You may also want to consider in your diagnosis some suggested questions from Ghassan Karian, chairman of the Ipsos Karian and Box consultancy, who believes too many companies are blindly following the AI crowd, moving too quickly and with too little thought. “Running before walking is how many end up with expensive tools solving trivial problems, or powerful tools bolted onto broken processes,” he writes on his Substack.

So ask:

  • What is the actual business problem you’re trying to fix?: Usually, the question executives ask is “How can we use AI?” Instead, consider, “Where are we slow, wasteful, error-prone or stuck?” AI amplifies what you have and must be congruent with it. He notes that good starting points are boring ones such as where do decisions bottleneck; where do people spend time on low-value work; and where do customers experience friction?
  • What work do we want humans to stop doing?: Most AI strategies talk about adding more while very few specify subtraction. “If AI is supposed to help, what exactly should it replace?

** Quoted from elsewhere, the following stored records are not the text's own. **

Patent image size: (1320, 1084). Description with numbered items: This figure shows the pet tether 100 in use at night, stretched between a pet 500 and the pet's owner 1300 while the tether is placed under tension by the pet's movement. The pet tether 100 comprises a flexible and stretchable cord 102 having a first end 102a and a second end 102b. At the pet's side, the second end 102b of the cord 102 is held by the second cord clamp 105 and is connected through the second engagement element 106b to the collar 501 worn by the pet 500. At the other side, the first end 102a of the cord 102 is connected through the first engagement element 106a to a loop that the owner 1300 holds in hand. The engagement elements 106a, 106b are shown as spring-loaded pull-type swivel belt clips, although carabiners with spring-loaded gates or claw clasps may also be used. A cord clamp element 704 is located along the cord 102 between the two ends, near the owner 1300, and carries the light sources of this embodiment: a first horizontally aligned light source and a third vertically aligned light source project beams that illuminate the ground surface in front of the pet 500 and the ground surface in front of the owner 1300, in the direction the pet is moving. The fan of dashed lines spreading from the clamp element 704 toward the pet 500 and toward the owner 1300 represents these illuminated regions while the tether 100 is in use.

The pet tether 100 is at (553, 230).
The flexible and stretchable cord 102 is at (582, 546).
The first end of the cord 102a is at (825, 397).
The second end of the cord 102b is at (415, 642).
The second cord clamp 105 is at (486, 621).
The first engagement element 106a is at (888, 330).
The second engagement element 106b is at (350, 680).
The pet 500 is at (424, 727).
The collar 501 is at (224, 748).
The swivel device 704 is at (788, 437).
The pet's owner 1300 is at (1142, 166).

Drafting? Summarizing? Triage? Forecasting? Quality checks? If the answer is ‘everything, eventually,’ you’re not doing strategy – you’re doing science fiction,” he says.
  • Do we trust the data this will be trained on?: He notes that AI doesn’t hallucinate out of nowhere. It reflects the quality of what you feed it. So ask uncomfortable questions about what your data really represents – how it was created, filtered and rewarded.
  • Who carries responsibility when AI goes wrong?: If, for example, an AI system rejects a job candidate or flags a customer as risky, who owns the outcome? If no human is accountable, he says you’re not innovating but are “responsibility laundering.”

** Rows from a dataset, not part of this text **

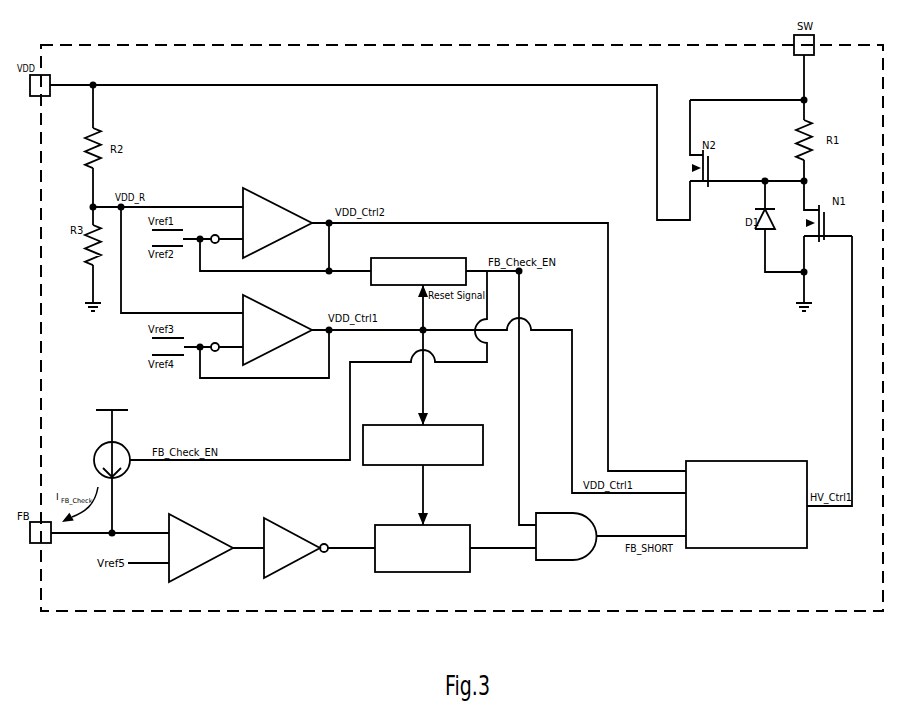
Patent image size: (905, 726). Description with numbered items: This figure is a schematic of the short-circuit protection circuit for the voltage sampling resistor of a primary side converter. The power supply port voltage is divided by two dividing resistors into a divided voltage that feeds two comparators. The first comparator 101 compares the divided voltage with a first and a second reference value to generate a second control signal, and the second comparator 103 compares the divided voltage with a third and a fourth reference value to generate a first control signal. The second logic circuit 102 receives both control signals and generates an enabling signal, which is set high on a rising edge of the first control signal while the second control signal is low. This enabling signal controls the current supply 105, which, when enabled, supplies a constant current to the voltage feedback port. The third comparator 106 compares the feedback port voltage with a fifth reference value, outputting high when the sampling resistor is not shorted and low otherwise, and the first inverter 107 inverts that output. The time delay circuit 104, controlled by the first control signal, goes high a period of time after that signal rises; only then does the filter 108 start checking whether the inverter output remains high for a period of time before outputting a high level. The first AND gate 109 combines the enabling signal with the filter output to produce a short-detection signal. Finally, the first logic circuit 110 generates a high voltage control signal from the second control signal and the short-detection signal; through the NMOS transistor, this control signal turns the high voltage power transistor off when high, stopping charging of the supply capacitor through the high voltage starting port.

The first comparator 101 is at (266, 205).
The second logic circuit 102 is at (400, 258).
The second comparator 103 is at (266, 312).
The time delay circuit 104 is at (450, 425).
The current supply 105 is at (124, 474).
The third comparator 106 is at (203, 530).
The first inverter 107 is at (290, 530).
The filter 108 is at (455, 525).
The first AND gate 109 is at (563, 560).
The first logic circuit 110 is at (738, 461).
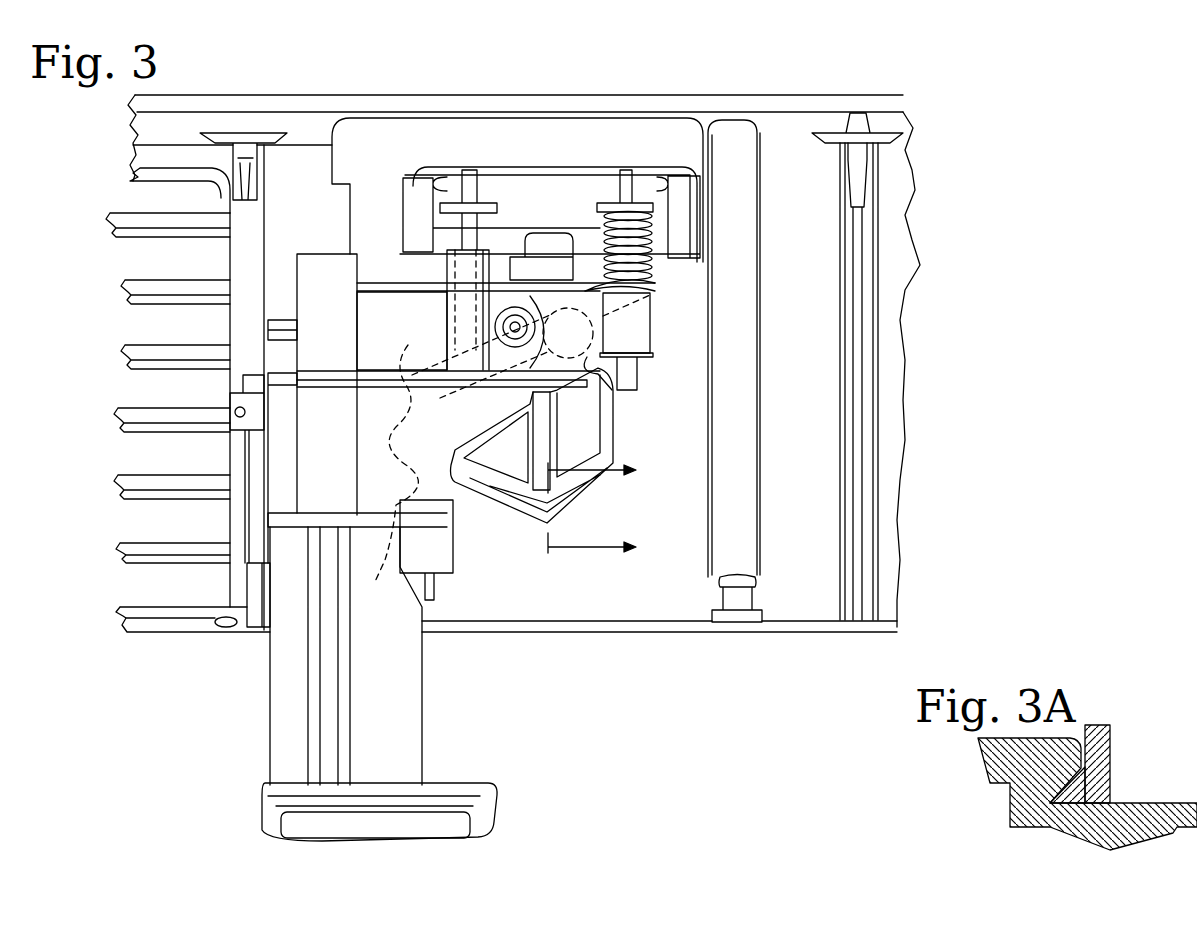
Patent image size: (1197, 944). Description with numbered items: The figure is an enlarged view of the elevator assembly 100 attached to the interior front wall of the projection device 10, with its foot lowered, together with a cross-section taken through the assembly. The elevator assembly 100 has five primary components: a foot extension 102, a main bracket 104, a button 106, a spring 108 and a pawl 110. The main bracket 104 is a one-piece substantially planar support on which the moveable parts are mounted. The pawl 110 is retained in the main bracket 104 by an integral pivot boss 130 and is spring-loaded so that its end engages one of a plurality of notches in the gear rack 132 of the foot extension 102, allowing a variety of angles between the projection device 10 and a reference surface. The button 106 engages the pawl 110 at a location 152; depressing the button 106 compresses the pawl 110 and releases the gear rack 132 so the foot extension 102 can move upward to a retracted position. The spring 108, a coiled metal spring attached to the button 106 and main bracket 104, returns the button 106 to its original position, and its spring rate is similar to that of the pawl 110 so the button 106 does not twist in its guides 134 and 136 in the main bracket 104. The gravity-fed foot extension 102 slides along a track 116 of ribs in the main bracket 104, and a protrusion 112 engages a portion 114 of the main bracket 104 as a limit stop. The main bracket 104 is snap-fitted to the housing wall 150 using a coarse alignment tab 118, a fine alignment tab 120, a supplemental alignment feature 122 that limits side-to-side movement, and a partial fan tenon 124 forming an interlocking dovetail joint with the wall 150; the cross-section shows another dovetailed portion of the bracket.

In FIG. 3, the projection device 10 is at (528, 603).
In FIG. 3, the elevator assembly 100 is at (609, 501).
In FIG. 3A, the elevator assembly 100 is at (1153, 742).
In FIG. 3, the foot extension 102 is at (274, 758).
In FIG. 3, the main bracket 104 is at (662, 327).
In FIG. 3, the button 106 is at (583, 190).
In FIG. 3, the spring 108 is at (660, 268).
In FIG. 3, the pawl 110 is at (648, 297).
In FIG. 3, the protrusion 112 is at (282, 330).
In FIG. 3, the portion of the main bracket 114 is at (262, 351).
In FIG. 3, the track 116 is at (326, 652).
In FIG. 3, the coarse alignment tab 118 is at (385, 197).
In FIG. 3, the fine alignment tab 120 is at (557, 242).
In FIG. 3, the supplemental alignment feature 122 is at (578, 435).
In FIG. 3, the partial fan tenon 124 is at (262, 543).
In FIG. 3, the pivot boss 130 is at (527, 323).
In FIG. 3, the gear rack 132 is at (397, 540).
In FIG. 3, the guide 134 is at (645, 340).
In FIG. 3, the guide 136 is at (457, 280).
In FIG. 3, the housing wall 150 is at (905, 195).
In FIG. 3, the engagement location 152 is at (447, 345).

He also urges you to think through what success for your efforts look like in human terms rather than technical metrics about speed, accuracy and cost effectiveness. Will people make better decisions? Will customers experience less friction? Will teams spend more time on judgement, not administration? Do errors decrease in ways that matter?

AI implementation is hard. You need to get your top executives and middle managers aligned, focused on the realities of your organization.

Cannonballs

  • Most business challenges are like sciatica, observes entrepreneur Seth Godin. With sciatica, sometimes the pain is felt in the thighs or ankles, not the back. Similarly, you might believe the problem you face at work is your customer’s attitude or how busy a location is but it’s probably a different problem, something more systemic, well-concealed. Find the system, he says, and you are halfway to fixing it.
  • New research from the advocacy group Lean In finds women receive less recognition for AI use at work. Among those who have used AI on the job, men are 27 per cent more likely to have been praised for doing so. Men are also 23 per cent more likely than women to be encouraged by their managers to use AI.
  • “Talk either leads to action or substitutes for action,” says Ottawa thought leader Shane Parrish.

Harvey Schachter is a Kingston-based writer specializing in management issues. He, along with Sheelagh Whittaker, former CEO of both EDS Canada and Cancom, are the authors of When Harvey Didn’t Meet Sheelagh: Emails on Leadership.